Обоз выехал во вторник утром, затемно еще. Первым к конторе пришел Глухов, за ним кладовщик. Вдвоем, при фонарях, осмотрели все воза, проверяя, так ли, как с вечера, наложен брезент, завязаны узлы веревок, и отпустили замерзшего старика, поставленного с сумерек при возах. Стали подходить возчики. Быстро запрягли быков, и обоз, визжа полозьями, растянулся поворотом от конторы за деревню.

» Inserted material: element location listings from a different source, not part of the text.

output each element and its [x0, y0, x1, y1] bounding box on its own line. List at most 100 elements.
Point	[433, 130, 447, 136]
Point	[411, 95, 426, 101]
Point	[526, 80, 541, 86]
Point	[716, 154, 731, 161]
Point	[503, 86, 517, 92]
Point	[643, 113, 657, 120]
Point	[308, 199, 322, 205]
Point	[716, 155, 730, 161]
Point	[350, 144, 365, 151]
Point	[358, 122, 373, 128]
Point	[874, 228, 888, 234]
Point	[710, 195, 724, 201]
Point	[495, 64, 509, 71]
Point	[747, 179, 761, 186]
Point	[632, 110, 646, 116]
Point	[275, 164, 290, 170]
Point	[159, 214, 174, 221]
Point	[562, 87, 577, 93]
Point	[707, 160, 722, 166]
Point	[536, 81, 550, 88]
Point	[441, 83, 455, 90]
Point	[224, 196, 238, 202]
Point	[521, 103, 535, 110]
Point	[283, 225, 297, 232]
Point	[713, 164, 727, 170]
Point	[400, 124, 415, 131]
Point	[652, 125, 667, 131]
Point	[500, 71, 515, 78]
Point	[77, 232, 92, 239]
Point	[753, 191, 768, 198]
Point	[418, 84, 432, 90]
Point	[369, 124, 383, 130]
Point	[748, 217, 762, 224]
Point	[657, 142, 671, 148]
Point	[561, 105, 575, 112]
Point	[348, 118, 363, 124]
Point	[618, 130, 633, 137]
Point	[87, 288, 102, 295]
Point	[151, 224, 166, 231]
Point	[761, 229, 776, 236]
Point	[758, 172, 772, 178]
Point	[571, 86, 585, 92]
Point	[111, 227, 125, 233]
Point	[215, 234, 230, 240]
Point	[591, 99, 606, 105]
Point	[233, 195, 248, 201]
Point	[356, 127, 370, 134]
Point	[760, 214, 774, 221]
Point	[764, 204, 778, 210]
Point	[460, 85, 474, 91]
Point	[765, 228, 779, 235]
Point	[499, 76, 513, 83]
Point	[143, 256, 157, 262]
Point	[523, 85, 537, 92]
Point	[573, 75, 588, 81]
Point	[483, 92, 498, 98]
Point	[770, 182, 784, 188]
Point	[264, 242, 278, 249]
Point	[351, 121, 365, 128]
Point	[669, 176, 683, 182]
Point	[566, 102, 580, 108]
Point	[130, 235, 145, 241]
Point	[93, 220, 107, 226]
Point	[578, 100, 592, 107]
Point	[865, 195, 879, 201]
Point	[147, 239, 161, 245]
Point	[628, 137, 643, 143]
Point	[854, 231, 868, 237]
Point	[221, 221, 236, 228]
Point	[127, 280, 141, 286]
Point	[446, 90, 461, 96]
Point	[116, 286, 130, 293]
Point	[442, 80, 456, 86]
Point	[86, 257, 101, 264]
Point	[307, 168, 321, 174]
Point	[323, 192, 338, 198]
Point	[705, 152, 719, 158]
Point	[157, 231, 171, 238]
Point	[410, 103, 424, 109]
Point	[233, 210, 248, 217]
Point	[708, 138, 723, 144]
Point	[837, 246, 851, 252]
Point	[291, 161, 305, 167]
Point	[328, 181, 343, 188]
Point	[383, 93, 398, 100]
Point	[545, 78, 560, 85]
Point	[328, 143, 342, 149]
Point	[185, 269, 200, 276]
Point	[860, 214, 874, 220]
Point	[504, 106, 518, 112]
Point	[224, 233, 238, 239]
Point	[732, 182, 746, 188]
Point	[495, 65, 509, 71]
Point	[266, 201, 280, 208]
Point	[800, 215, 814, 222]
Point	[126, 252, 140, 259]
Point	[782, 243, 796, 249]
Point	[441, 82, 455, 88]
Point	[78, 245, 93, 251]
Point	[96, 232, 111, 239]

Первым шел самый сильный в обозе красно-пестрый бык Глухова, за ним председательский конь Беркут, впряженный в воз с сеном, следом подводы Сорвина и Милованова, дальше — Данила Басюков, старый каврушинский кузнец, и последними — Тимофей Харламов и Павел Лазарев. До соседней деревни Черемшанки, через которую лежал путь, — пятнадцать верст, по родной дороге тянулись до нее часа три с лишним. В темноте ехали. Рань еще, спать бы. Зевали мужики, дергали плечами. Тимофей с Павлом в шинелях, фуфайки, правда, поддели под них, да что фуфайки? Мороз за тридцать, пробрал их на первой ж о версте, соскочили с подвод — и шаг за шагом, греясь. Да по дороге такой не шибко и разойдешься. Харламову не больно и в тягость ходьба — ноги здоровые, долгие, от воза не отстает. А Павлу тяжелее на деревяшке, на ней по полу только ходить. Пройдет немного — и снова на воз, сидит, хлопает рука об руку, дышит в варежки, голова в плечи вобрана.
— Придется нам, Павел, до самого города этак прыгать с воза на воз, — Тимофей жмурит зрячий глаз, слезу выжимает. — Если черемшанские не ушли впереди нас, долго ползти придется, до района аж, там дорога торная. Каждый день ездят.
— Не ушли, они всегда хитрят, тянут до последнего: по готовому следу чтоб. Нет.
— Проехали Черемшанку. Пусто на улице, спросить не у кого, контора в стороне.
— Катерина! — окликнул на выезде Харламов знакомую бабу, поднимавшуюся с ведрами от проруби. — Ваши уехали в город или собираются только? Не знаешь? А?
— Не-ет, не уехали, — откликнулась та. — На следующей неделе думают. Путь плох.
— Ихнего Горбача кто обойдет, тот еще не родился. — Тимофей сел рядом с Павлом. — Закурим одну на двоих, Павло, носы дымом погреем. А то отмерзнут. Как без них?
— Не свернуть мне, — Павлу шевелиться нет охоты, — пальцы занемели, только табак просыплю. На морозе таком. Потерпи до остановки. Лишнюю закрутку сэкономим...
— Да ну-у, — засмеялся Тимофей. — До остановки — ого! Ты подыши в варежки, отогрей. Давай, газетка у меня есть. Где у тебя кисет? Да шевелись ты, черт стылый. Ну!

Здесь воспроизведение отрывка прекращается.